Jay Silverheels, of course, has to speak those stereotypical Injun lines that always start with “Me” instead of “I.” But he is a fine physical presence, with a striking face that makes up for the anonymity of the masked Moore.
The relationship between the two men harks back to James Fenimore Cooper (1789-1851), whose Natty Bumpo and Chingachgook are life-long defenders of right against wrong. This theme of cross-racial male bonding in American fiction was noted by Leslie Fiedler in a famous essay about Huckleberry Finn and the black slave Jim.
Seen from a Native American point of view, it’s easier now than it was in 1949 to see how the Lone Ranger is always giving orders to Tonto. Once the Lone Ranger is back on his feet again, there’s never a question about who should naturally be in charge. Native American writer Sherman Alexie has described his reluctance to identify with Tonto, and the subject comes up in his collection of stories, The Lone Ranger and Tonto Fistfight in Heaven.

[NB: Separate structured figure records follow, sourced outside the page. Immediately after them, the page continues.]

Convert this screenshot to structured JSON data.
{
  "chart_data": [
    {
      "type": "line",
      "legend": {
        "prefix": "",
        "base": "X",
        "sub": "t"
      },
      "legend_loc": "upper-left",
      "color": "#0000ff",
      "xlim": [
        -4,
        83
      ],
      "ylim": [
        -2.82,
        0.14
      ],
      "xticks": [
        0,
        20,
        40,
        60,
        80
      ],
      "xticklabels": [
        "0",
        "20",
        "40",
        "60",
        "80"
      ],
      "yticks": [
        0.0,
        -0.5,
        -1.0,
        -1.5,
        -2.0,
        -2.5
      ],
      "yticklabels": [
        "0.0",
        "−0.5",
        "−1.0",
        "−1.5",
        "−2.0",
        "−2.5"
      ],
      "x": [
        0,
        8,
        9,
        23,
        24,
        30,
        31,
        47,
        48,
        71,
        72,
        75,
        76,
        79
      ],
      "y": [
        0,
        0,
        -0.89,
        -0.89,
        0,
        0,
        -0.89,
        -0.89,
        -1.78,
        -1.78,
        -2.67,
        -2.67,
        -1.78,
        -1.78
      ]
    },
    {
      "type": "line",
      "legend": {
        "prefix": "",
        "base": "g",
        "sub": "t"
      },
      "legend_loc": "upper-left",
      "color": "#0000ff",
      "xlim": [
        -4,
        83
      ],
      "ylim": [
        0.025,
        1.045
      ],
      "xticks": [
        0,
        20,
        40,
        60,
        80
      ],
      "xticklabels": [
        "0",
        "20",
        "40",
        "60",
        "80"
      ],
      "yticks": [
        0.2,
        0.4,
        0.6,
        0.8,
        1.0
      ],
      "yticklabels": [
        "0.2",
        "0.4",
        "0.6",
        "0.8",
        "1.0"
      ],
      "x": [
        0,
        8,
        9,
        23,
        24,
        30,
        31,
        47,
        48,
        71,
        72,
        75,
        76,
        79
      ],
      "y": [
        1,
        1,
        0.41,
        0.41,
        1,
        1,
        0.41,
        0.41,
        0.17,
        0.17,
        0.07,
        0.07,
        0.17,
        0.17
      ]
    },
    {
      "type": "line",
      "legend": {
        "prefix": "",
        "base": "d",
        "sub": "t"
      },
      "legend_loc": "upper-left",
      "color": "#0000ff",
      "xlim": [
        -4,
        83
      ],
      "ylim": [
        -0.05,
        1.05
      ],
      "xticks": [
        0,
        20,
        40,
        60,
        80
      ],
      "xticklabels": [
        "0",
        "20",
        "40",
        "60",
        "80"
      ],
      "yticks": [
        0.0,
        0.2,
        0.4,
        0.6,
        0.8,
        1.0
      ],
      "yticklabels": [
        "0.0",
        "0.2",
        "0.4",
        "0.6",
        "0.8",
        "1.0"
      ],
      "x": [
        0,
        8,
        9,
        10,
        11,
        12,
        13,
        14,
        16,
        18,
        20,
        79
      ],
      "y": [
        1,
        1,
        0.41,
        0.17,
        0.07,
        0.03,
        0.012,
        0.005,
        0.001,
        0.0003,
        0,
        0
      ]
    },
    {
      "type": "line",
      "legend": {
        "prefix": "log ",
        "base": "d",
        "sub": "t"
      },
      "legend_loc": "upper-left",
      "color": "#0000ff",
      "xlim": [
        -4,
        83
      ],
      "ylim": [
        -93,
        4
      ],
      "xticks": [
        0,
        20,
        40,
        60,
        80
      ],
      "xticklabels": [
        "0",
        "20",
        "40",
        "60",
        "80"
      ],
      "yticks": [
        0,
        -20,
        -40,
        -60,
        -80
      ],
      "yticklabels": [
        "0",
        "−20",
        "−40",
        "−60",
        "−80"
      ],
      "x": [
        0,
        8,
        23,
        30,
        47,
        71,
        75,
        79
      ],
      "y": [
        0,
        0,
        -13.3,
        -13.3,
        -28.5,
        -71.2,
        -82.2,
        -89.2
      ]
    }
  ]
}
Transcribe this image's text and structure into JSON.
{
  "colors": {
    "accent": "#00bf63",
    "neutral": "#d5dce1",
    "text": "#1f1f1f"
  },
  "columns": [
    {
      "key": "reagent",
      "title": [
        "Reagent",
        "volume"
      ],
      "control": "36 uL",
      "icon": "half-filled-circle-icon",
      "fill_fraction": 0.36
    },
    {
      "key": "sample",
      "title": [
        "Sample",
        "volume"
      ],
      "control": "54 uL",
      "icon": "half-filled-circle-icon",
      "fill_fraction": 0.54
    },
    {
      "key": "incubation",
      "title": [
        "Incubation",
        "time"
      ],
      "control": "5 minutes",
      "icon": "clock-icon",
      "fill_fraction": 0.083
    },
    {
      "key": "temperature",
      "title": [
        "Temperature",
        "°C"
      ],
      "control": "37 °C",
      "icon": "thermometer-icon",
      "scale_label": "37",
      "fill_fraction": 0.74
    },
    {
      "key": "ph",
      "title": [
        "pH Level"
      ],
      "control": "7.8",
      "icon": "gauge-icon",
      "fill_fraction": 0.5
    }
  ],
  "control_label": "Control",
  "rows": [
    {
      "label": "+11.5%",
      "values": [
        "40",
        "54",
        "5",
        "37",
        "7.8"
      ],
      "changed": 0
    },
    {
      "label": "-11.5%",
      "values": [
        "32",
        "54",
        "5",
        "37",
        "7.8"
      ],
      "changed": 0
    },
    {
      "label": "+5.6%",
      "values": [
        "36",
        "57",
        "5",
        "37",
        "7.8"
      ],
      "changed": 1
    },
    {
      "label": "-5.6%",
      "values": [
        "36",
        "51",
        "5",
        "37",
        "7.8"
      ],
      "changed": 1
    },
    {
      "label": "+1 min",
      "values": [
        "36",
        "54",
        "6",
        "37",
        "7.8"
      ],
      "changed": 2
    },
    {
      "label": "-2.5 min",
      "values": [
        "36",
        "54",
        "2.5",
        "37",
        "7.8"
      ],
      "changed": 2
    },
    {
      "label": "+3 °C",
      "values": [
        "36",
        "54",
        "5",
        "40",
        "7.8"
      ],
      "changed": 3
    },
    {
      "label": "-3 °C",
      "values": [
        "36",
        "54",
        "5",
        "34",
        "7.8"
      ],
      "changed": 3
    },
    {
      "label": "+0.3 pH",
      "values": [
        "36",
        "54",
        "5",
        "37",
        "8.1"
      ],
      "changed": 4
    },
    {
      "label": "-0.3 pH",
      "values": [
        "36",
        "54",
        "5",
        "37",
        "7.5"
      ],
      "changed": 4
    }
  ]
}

From a historical perspective, the Lone Ranger’s outfit is more than a little inaccurate. As the contemporary renderings of Texas Rangers on this page show, he would have had a soft-brimmed Stetson hat, facial hair, and loose-fitting clothes, with a coat and vest. He would also have carried a rifle.
Hard to say about Tonto. He’s probably overdressed, considering the location. The Texas tribesmen tended to go shirtless. Jay Silverheels, by the way, was in fact a Mohawk Indian, and came from a tribe in Canada.
|Mohawk Indian c1835, by Joseph Brant|
In this particular Lone Ranger movie, racial prejudice figures into the plot. Sent to town to get the sheriff, Tonto is first dismissed as an unwelcome intruder as the lawman is holding forth on his career to a bunch of bystanders. Later, two of the villains threaten him by giving vent to some anti-Indian remarks.
I don’t remember if this was a common occurrence in the series. What the writers seem to have in mind is to let us enjoy the irony of dim-witted white men unaware of Tonto’s superior intelligence. Tonto, of course, bites his tongue and doesn’t disabuse them of their misconceptions.
Anyway, it was fun hanging out for a while with these old boyhood heroes. If you’d like, you can add the movie to your own DVD collection. There’s a copy still on the shelf at OutWest.